(hat tip to Sacramento Land(ing))
"I would suggest on the new-home side that we haven't reached the bottom point yet, and I'm optimistic we will in 2007. ... I think next year is going to be very similar to this year. I don't necessarily think it's going to go down a whole lot more. I think new-home sales are going to be relatively the same as this year."
"I think sales on the new-home side are going to be pretty consistent with this year. I think we'll see a little bit of a bump in '08 in terms of sales volume. In terms of pricing we may see a consistent level. Maybe a little lower next year, not significantly by any means. And then maybe net pricing is a little bit up."

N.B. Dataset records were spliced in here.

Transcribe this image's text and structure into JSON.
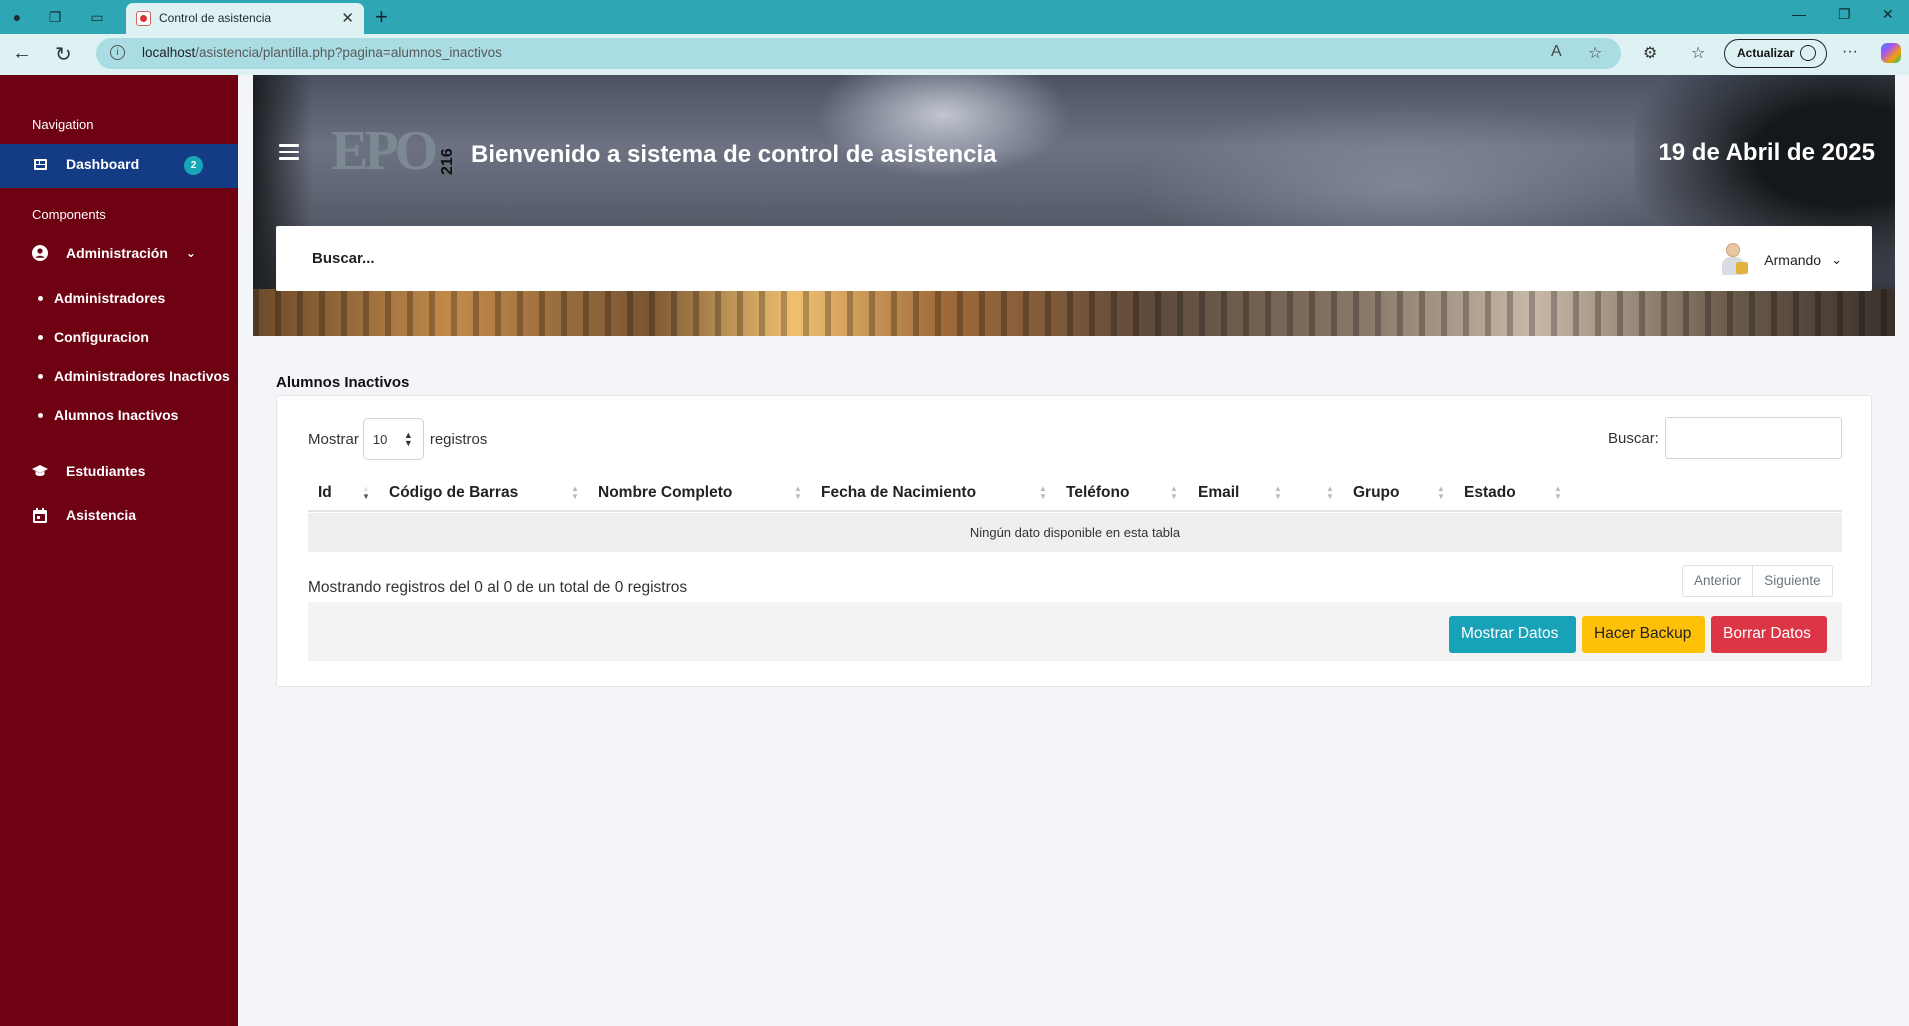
{
  "browser": {
    "tab_title": "Control de asistencia",
    "url_host": "localhost",
    "url_path": "/asistencia/plantilla.php?pagina=alumnos_inactivos",
    "update_label": "Actualizar"
  },
  "sidebar": {
    "section_navigation": "Navigation",
    "dashboard": {
      "label": "Dashboard",
      "badge": "2"
    },
    "section_components": "Components",
    "administracion": {
      "label": "Administración"
    },
    "sub_items": [
      {
        "label": "Administradores"
      },
      {
        "label": "Configuracion"
      },
      {
        "label": "Administradores Inactivos"
      },
      {
        "label": "Alumnos Inactivos"
      }
    ],
    "estudiantes": {
      "label": "Estudiantes"
    },
    "asistencia": {
      "label": "Asistencia"
    }
  },
  "header": {
    "logo_text": "EPO",
    "logo_number": "216",
    "welcome": "Bienvenido a sistema de control de asistencia",
    "date": "19 de Abril de 2025",
    "search_placeholder": "Buscar...",
    "user_name": "Armando"
  },
  "main": {
    "title": "Alumnos Inactivos",
    "length_prefix": "Mostrar",
    "length_value": "10",
    "length_suffix": "registros",
    "search_label": "Buscar:",
    "columns": [
      "Id",
      "Código de Barras",
      "Nombre Completo",
      "Fecha de Nacimiento",
      "Teléfono",
      "Email",
      "Grupo",
      "Estado"
    ],
    "empty_message": "Ningún dato disponible en esta tabla",
    "info": "Mostrando registros del 0 al 0 de un total de 0 registros",
    "pager": {
      "prev": "Anterior",
      "next": "Siguiente"
    },
    "buttons": {
      "show": "Mostrar Datos",
      "backup": "Hacer Backup",
      "delete": "Borrar Datos"
    }
  },
  "colors": {
    "sidebar_bg": "#6e0112",
    "sidebar_active": "#133c84",
    "browser_accent": "#2fa6b3",
    "btn_info": "#17a2b8",
    "btn_warning": "#ffc107",
    "btn_danger": "#dc3545"
  }
}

Paquin believes the average price of a new home – $404,689 this year – will fall to $374,337 next year. His good news: Builders will find a bottom in 2008. "
With the spring sales season of 2009, you will start to see some positive movement in sales rates," he told a gathering of the North State Building Industry Association.
2008 Prediction: Real estate expert predicts '09 bottom
Question: It's been the slowest year yet for home builders. When do you anticipate that the market will hit bottom?
Answer [Gregory Paquin, president, Gregory Group]: It is our expectation that the Central Valley will hit bottom during 2009 and begin to see the signs of recovery in 2010 and 2011, although some areas - Sacramento and some northern Central Valley communities - may experience the recovery sooner than others (some mid- and southern Central Valley communities). Several things will need to happen before the housing recovery can begin: a slowing of foreclosure activity, less fear about job losses, the stabilizing of the overall economy and the easing of credit markets - a swing of the pendulum back to the center.
And then this gem...
2007-04-01: Mortgage defaults on the rise, but what's next?
Gregory Paquin, president of the Gregory Group, a real-estate information and consulting service in Folsom, said he doesn't anticipate a housing-market bubble because regional employment numbers are strong enough. "But clearly there are issues with sub-prime."